Remix.run Logo
tombert 13 hours ago

I don't know a ton about Swift, but it does feel like for a lot of apps (especially outside of the gaming and video encoding world), you can almost treat CPU power as infinite and exclusively focus on reducing latency.

Obviously I'm not saying you throw out big O notation or stop benchmarking, but it does seem like eliminating an extra network call from your pipeline is likely to have a much higher ROI than nearly any amount of CPU optimization has; people forget how unbelievably slow the network actually is compared to CPU cache and even system memory. I think the advent of these async-first frameworks and languages like Node.js and Vert.x and Tokio is sort of the industry acknowledgement of this.

We all learn all these fun CPU optimization tricks in school, and it's all for not because anything we do in CPU land is probably going to be undone by a lazy engineer making superfluous calls to postgres.

Yoric 12 hours ago | parent | next [-]

The answer to that would very much be: "it depends".

Yes, of course, network I/O > local I/O > most things you'll do on your CPU. But regardless, the answer is always to measure performance (through benchmarking or telemetry), find your bottlenecks, then act upon them.

I recall a case in Firefox in which we were bitten by a O(n^2) algorithm running at startup, where n was the number of tabs to restore, another in which several threads were fighting each other to load components of Firefox and ended up hammering the I/O subsystem, but also cases of executable too large, data not fitting in the CPU cache, Windows requiring a disk access to normalize paths, etc.

tombert 11 hours ago | parent [-]

Sure, I will admit I was a bit hyperbolic here.

Obviously sometimes you need to do a CPU optimization, and I certainly do not think you should ignore big O for anything.

It just feels like 90+% of the time my “optimizing” boils down to figuring out how to batch a SQL or reduce a call to Redis or something.

postsantum 12 hours ago | parent | prev | next [-]

I worked on a resource-intensive android app for some years and it had a good perfomannce boost after implementing parallelization. But mostly for old shitty devices

On latest phones it's barely noticiable

wat10000 11 hours ago | parent | prev [-]

Some of this is because you’re leaning on the system to be fast. A simple async call does a lot of stuff for you. If it was implemented by people who treated CPU power as if it was infinite, it would slow you down a lot. Since it was carefully built to be fast, you can write your stuff in a straightforward manner. (This isn’t a criticism. I work in lower levels of the stack, and I consider a big part of the job to be making it so people working higher up have to think about this stuff as little as possible.

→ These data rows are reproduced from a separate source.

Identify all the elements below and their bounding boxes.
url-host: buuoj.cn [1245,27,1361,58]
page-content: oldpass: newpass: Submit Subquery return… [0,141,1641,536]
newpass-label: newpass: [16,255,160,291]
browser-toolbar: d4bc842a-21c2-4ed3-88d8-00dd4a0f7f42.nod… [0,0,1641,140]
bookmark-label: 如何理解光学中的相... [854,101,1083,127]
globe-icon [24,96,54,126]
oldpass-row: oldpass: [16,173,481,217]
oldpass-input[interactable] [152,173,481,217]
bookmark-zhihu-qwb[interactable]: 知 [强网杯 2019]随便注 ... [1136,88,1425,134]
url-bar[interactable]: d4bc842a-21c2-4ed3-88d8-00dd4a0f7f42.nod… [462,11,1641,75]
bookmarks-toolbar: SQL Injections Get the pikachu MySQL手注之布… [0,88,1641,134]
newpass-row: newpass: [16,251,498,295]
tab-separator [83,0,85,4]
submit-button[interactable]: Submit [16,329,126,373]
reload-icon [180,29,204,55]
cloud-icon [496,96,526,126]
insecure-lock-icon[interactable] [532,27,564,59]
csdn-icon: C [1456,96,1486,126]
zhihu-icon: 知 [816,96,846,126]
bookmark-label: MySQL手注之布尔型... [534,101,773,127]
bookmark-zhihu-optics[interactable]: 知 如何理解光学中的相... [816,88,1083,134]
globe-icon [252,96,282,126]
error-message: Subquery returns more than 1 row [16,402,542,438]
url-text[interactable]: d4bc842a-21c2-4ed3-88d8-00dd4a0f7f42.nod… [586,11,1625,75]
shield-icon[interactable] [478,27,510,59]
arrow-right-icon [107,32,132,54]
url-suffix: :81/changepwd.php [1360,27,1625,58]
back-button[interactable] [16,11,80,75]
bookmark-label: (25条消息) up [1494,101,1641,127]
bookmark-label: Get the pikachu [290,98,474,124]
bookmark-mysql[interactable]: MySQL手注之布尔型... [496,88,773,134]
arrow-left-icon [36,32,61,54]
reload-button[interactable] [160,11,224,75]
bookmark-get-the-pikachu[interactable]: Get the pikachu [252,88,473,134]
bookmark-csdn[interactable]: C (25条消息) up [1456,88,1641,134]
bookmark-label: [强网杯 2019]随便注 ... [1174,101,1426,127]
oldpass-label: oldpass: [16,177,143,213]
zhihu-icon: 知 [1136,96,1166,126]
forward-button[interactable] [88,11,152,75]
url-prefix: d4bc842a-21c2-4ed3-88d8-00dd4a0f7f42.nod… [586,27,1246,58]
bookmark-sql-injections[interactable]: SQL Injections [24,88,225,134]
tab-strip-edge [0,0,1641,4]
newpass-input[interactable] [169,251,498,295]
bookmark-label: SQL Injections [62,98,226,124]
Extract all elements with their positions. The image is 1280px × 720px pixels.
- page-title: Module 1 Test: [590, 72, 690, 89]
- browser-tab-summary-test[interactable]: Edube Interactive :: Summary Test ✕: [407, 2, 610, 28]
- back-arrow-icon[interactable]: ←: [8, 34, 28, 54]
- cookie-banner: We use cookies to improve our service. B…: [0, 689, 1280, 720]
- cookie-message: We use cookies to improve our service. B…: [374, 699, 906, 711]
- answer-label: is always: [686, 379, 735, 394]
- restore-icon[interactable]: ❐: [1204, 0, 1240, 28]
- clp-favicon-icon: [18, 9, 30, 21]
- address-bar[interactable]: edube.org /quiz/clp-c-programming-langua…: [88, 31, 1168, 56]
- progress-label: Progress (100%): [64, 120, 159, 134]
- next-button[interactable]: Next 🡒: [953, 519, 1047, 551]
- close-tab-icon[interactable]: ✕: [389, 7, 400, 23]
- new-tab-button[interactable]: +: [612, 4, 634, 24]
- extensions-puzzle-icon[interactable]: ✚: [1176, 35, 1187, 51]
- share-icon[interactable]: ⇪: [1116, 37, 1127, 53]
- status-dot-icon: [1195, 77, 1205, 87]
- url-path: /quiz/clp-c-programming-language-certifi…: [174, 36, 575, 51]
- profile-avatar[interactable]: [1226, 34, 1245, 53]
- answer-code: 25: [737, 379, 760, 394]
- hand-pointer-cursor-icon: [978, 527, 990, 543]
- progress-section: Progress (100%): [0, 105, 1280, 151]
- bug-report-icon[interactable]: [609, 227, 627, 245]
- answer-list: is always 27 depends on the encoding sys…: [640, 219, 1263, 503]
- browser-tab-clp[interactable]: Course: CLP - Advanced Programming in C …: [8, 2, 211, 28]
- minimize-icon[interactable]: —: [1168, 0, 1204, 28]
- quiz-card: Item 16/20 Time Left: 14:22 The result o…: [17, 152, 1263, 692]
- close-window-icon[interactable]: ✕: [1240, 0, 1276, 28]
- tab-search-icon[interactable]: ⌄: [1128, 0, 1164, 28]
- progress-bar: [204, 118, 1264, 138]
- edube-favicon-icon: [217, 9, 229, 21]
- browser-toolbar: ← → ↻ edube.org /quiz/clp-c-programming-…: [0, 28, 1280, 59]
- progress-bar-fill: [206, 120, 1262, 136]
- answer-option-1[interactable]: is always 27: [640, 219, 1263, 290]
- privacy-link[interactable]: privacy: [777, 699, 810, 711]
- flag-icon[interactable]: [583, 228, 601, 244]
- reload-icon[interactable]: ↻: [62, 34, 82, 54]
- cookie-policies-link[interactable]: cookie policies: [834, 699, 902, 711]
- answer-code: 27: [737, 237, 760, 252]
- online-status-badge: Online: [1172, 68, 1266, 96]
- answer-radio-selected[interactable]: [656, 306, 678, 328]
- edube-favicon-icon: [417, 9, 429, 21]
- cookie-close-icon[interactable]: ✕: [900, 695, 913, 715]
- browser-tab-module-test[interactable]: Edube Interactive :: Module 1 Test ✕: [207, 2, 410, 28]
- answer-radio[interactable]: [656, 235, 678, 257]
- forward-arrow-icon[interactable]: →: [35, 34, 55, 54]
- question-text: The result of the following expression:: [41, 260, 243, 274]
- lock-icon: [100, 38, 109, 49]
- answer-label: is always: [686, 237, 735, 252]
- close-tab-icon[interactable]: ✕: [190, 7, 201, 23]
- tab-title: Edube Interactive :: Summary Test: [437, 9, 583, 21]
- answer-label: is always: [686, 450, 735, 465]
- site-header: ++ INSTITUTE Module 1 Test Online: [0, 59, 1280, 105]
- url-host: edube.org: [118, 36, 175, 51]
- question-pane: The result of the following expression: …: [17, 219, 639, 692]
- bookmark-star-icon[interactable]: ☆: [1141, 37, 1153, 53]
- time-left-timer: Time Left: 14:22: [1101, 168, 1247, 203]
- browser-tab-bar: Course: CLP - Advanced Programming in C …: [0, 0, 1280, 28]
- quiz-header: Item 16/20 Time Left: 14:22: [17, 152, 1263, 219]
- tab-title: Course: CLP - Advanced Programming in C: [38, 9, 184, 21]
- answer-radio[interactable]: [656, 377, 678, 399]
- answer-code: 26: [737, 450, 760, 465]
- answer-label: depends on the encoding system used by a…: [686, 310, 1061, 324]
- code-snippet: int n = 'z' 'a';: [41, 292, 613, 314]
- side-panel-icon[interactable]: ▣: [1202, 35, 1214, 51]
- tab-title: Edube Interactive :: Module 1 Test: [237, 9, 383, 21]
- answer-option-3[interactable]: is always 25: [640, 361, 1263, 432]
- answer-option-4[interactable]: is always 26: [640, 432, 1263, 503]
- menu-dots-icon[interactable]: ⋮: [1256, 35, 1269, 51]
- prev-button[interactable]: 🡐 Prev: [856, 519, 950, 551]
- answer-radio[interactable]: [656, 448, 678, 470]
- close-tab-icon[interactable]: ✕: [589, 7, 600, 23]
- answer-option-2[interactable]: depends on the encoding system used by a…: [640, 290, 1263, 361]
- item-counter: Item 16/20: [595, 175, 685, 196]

I solve these problems so they can solve the user’s problem.)

It’s also very context dependent. If your code is on the critical path for animations, it’s not too hard to be too slow. Especially since standards are higher. You’re now expected to draw a frame in 8ms on many devices. You could write some straightforward code that decodes JSON to extract some base64 to decompress a zip to retrieve a JPEG and completely blow out your 8ms if you manage to forget about caching that and end up doing it every frame.

tombert 7 hours ago | parent [-]

Yeah, fair. I never found poll/select/epoll or the Java NIO Selector to be terribly hard to use, but even those are fairly high-level compared to how these things are implemented in the kernel.

wat10000 7 hours ago | parent [-]

Right, and consider how many transformations happen to the data between the network call and the screen. In a modern app it's likely coming in as raw bytes, going through a JSON decoder (possibly with a detour through a native string type), likely getting marshaled into hash tables and arrays before being shoved into more specific model types, then pass that data along to a fully Unicode-aware text renderer that does high quality vector graphics.... There's a lot in there that could be incredibly slow. But since it's not, we can write a few lines of code to make all of this happen and not worry about optimization.